Степанка хлопнул ладошками по ичигам — музыки нет, а плясать охота, — выбил ногами дробь на пожухлой траве. Парни грохнули плясовую.

Вилки, ложки, две метелки, два цепа…

Дрогнули, закачались звезды, дружней залаяли собаки в темной низине. Хорошо Степанке плясать, как взрослому, всенародно, на тугой и гулкой, как новый барабан, земле.

— Может, за сеном поедем? — предложил парням Леха Тумашев.

И всем понятно: правильно Леха сказал. Не расходиться же в такую хорошую ночь по своим закуткам.

От парней — к общей радости — не отстали и девки. Куда они отстанут. Молодежь спустилась к коммунарским постройкам, забрала все телеги и, как была в праздничном, уехала на луга.

Возвратились со светом.

Просыпалась коммуна.

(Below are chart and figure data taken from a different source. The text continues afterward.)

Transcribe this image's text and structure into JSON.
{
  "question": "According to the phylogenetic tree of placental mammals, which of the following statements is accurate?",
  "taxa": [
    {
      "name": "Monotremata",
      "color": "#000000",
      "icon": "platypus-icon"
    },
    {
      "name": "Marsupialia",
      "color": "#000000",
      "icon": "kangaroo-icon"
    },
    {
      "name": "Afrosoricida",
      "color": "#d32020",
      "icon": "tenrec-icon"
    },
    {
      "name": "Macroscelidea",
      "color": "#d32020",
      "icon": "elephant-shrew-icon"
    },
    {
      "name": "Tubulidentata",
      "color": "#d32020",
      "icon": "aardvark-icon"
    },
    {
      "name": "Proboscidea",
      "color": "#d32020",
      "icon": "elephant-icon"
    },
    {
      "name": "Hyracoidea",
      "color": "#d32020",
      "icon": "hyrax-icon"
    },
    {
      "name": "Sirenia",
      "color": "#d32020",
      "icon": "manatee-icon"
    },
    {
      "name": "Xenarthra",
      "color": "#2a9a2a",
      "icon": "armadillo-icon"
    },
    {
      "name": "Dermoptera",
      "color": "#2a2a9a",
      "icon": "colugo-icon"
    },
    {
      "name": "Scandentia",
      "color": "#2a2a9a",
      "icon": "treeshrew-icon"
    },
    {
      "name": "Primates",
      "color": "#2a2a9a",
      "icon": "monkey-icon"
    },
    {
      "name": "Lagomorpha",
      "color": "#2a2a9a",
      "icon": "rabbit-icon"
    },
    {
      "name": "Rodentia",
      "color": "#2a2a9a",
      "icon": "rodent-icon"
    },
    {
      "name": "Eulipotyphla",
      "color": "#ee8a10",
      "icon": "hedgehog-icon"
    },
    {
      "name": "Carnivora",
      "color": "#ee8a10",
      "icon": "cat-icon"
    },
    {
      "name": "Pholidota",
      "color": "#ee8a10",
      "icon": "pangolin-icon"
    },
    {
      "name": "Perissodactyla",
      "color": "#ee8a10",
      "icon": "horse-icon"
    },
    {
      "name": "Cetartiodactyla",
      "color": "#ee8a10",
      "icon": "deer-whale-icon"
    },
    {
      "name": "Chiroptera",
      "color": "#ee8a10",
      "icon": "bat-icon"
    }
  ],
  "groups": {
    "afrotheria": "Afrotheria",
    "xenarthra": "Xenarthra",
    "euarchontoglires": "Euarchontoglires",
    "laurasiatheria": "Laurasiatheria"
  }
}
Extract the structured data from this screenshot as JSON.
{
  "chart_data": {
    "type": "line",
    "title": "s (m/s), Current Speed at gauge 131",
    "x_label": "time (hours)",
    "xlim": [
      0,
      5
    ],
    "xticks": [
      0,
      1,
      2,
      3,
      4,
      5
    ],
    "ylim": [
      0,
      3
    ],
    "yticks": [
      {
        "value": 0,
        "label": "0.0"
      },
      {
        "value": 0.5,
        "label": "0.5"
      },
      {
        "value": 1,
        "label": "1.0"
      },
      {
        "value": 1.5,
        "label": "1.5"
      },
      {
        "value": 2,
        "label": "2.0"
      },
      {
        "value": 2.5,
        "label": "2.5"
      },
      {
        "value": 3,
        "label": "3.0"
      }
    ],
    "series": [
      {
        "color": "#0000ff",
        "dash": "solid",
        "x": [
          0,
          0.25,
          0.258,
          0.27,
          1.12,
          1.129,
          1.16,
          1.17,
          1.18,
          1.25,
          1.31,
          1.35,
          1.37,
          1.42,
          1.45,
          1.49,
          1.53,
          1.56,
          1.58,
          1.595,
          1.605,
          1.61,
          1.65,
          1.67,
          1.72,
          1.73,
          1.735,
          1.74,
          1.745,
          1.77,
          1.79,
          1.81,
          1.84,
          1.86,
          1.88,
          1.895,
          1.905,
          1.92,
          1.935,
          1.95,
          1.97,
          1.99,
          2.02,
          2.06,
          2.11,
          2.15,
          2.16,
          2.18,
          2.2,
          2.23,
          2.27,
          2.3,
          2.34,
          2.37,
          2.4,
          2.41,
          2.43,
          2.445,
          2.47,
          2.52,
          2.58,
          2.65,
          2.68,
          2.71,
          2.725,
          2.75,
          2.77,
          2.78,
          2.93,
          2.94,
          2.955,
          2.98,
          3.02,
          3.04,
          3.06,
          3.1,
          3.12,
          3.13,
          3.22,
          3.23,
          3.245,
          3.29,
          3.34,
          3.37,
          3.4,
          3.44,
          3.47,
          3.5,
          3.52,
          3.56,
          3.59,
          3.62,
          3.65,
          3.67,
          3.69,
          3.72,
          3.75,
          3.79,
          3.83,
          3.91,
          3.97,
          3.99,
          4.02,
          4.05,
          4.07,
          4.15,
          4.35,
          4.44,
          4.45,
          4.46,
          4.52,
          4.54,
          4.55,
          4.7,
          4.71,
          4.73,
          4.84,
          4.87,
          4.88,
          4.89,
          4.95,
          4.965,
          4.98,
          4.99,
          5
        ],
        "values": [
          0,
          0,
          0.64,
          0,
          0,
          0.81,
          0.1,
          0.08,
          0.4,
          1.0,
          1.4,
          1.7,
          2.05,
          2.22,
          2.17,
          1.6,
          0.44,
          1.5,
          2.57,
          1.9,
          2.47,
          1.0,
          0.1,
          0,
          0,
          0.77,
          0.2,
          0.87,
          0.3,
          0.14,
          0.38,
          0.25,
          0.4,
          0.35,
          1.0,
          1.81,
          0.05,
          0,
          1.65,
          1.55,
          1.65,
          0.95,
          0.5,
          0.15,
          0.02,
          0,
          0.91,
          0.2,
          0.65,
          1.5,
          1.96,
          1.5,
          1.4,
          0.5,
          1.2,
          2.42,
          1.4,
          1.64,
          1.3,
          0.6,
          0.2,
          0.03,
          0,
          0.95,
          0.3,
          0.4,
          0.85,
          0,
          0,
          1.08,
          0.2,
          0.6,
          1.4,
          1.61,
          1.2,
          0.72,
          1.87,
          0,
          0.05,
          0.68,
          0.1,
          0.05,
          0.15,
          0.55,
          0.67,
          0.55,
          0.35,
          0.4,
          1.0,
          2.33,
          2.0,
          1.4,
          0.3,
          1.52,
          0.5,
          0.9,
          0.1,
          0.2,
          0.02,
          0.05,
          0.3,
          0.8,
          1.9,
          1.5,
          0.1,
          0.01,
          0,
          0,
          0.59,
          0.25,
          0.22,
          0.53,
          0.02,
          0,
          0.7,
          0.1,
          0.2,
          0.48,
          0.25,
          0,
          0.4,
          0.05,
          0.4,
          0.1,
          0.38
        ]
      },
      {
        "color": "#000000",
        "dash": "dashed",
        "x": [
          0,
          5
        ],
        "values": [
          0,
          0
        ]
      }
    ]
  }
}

Зовуще мычали коровы: дымили кизячные костры под большими артельными котлами, перекликались люди.

Пахло парным молоком, свежим хлебом; горько дымили степные костры.

XIII

По мнению бывшего соседа Силы Данилыча — Баженова, собралась в коммуне в основном голь перекатная, а недавно выстроили еще три хлебных амбара. Амбары не пустуют. В стаде у коммунаров ходит два десятка породистых коров — нашлись у голодранцев деньги. Откуда все это?

Живут коммунары в трех часах езды от поселка, живут как в военном поселении. Тронуть их не всяк решится. Как-то тронули озернинцы, так до сих пор локти кусают.

Между коммунарами и поселковыми единоличниками вроде все тихо-мирно. Никто друг друга вслух не задирает. Эти по себе и те по себе. Коммунары свои ворота для тех, кто хочет к ним перебраться, открытыми держат. Милости просим.

Но нет еще в мире спокойствия. И в душе еще не у всех тишь да благодать. Да бывает ли она у человека, благодать эта, хоть когда-нибудь?

Начальник заставы ночей недосыпает из-за бандитских шаек, нет-нет, да налетающих из-за реки, недосыпает из-за чертовых контрабандистов, обнаглевших вконец. Контрабандисты взяли новую моду: когда идут из-за кордона с товаром, сбиваются в небольшие группы и чуть ли не с боем переходят границу. По крайней мере, стрельбы-то хватает. А что будет, когда река встанет?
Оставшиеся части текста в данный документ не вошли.